Another main theme in this book is moral utilitarianism – seemingly a necessary mindset in the above struggle. Throughout the book Silk increasingly choses one evil to avoid another, greater evil. Still, “as he surveyed it, he felt a surge of self-contempt.” Via Silk, Wolfe seems to promote a non-absolute form of morality. Maybe things will take a turn in the following volumes, since I’ve read people claiming Wolfe to be an avid conservative Christian. Does rationality have a place in a religious morality? Or, reframed, does understanding automatically leed to forgiveness? Maybe the next quote offers a hint about Wolfe’s own thoughts on it.
That he himself, Patera Silk, did not like such men probably meant only that he did not understand them as well as his own vocation required.

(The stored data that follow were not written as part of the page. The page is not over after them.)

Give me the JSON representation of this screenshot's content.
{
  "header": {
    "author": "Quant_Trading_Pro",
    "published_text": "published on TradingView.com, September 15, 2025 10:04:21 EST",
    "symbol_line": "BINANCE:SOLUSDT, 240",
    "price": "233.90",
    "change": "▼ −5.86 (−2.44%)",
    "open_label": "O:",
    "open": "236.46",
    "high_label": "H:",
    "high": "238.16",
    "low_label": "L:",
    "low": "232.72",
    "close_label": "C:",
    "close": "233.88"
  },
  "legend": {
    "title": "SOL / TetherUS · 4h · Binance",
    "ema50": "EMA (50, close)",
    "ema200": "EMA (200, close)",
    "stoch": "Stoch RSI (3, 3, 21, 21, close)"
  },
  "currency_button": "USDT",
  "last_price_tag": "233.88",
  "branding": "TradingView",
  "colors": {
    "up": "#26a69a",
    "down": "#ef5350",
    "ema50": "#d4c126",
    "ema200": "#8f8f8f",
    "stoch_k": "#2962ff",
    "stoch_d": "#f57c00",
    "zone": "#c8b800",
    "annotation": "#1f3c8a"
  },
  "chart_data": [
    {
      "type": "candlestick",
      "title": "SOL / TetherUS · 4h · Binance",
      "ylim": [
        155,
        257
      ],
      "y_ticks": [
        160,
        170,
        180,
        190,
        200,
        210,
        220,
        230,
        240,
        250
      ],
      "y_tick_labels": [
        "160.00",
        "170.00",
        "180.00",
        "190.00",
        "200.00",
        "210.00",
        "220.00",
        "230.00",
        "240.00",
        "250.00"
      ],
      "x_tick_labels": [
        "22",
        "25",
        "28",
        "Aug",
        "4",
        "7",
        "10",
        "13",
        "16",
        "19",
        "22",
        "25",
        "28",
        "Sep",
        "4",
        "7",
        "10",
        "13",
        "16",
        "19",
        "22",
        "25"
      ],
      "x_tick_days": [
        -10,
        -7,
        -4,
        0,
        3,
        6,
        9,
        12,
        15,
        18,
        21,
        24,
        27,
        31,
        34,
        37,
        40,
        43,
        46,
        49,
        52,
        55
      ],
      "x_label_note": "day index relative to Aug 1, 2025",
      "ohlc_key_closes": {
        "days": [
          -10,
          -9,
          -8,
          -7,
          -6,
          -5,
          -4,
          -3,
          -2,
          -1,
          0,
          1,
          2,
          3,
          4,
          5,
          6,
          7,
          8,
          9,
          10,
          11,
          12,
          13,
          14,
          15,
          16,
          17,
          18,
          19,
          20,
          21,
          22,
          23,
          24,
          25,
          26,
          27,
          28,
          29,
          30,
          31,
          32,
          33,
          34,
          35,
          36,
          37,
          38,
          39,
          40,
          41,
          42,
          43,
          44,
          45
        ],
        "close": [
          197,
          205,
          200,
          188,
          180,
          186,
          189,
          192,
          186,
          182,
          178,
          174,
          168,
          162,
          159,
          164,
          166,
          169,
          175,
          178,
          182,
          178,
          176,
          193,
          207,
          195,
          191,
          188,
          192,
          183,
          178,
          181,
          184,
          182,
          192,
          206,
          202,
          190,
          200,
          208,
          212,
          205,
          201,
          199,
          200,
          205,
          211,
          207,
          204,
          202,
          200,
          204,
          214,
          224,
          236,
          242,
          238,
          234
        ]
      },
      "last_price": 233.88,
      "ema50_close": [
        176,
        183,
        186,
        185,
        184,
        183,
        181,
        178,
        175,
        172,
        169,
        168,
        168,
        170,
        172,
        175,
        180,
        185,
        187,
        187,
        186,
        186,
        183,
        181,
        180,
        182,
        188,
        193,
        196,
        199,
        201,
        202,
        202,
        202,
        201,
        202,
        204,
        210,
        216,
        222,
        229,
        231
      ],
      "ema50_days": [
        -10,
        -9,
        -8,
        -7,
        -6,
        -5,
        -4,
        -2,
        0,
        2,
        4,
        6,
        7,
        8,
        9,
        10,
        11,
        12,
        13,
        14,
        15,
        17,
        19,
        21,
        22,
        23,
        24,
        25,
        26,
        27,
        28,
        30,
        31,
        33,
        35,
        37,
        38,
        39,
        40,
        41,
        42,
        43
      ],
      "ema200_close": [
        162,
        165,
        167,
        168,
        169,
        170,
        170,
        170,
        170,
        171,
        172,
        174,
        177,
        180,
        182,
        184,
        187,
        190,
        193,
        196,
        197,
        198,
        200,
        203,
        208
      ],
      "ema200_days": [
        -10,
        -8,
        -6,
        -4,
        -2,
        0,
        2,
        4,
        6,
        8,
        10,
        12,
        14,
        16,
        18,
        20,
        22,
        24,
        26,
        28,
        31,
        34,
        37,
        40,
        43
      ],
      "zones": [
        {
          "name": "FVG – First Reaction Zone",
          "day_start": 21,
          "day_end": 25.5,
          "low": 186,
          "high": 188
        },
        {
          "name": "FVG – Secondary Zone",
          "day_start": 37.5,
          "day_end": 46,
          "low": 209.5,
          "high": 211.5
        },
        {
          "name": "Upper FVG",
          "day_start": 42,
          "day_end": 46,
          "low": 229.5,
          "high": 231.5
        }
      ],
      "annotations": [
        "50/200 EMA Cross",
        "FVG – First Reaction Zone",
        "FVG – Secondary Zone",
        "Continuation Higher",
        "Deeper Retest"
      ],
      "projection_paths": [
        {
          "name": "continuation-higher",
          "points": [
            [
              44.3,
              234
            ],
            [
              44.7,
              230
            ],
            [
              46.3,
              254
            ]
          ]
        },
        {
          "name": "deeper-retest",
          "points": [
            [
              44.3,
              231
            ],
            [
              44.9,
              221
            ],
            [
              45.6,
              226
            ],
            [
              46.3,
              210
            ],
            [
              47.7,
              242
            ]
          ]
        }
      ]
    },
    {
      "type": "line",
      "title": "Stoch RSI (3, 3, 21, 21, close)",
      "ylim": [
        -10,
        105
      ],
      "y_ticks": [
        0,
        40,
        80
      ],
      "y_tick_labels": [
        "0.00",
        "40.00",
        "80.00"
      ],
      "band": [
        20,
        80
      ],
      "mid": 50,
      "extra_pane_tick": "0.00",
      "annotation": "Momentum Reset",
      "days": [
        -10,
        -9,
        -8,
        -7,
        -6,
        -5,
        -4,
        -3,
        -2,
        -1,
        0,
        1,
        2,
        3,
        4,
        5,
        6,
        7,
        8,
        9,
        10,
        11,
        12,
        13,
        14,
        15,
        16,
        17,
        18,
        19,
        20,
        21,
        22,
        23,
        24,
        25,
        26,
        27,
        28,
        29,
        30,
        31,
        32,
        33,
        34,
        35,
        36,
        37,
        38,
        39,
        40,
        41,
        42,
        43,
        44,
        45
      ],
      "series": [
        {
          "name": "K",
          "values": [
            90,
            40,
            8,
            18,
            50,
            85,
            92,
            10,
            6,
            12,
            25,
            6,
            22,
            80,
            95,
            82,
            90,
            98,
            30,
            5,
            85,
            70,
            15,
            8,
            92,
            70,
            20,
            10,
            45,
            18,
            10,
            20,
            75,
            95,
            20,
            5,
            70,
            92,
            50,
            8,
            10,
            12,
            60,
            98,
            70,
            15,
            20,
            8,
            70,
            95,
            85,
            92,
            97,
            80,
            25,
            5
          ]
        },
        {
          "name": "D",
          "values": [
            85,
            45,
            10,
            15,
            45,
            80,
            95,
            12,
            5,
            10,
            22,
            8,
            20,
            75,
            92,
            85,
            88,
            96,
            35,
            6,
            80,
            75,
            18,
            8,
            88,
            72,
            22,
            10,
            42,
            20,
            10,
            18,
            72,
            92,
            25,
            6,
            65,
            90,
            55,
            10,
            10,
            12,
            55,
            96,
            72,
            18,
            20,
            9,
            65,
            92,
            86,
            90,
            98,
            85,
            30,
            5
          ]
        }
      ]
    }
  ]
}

I’ll end this part of the review with one sentence about the nature of our senses that trumps all Gilman wrote in Dark Orbit, and that shows Wolfe’s seemingly effortless gravitas.
The white-headed one’s other carpal struck his temple, and the illusory nature of the world of the senses was made manifest: it narrowed to a miniature, artificially bright, which Silk endeavored to push away it winked out.
All and all, fans of Wolfe should read this for sure, and I’m eagerly going to read the remaining three volumes. When Nightside ended, things just seemed to begin. If you haven’t read Wolfe before, but are intrigued by the quotes in this review, and if you aren’t put off by detached, claustrophobic and at times pretty dry writing, it might be an as good a place to start his oeuvre as any other…
And again: all of the above is subject to change after I’ve finished The entire Book Of The Long Sun.
Orb put out a two-volume paperback edition of the whole Book Of The Long Sun in 2000. The first volume – consisting of Nightside The Long Sun and Lake Of The Long Sun – is called Litany Of The Long Sun.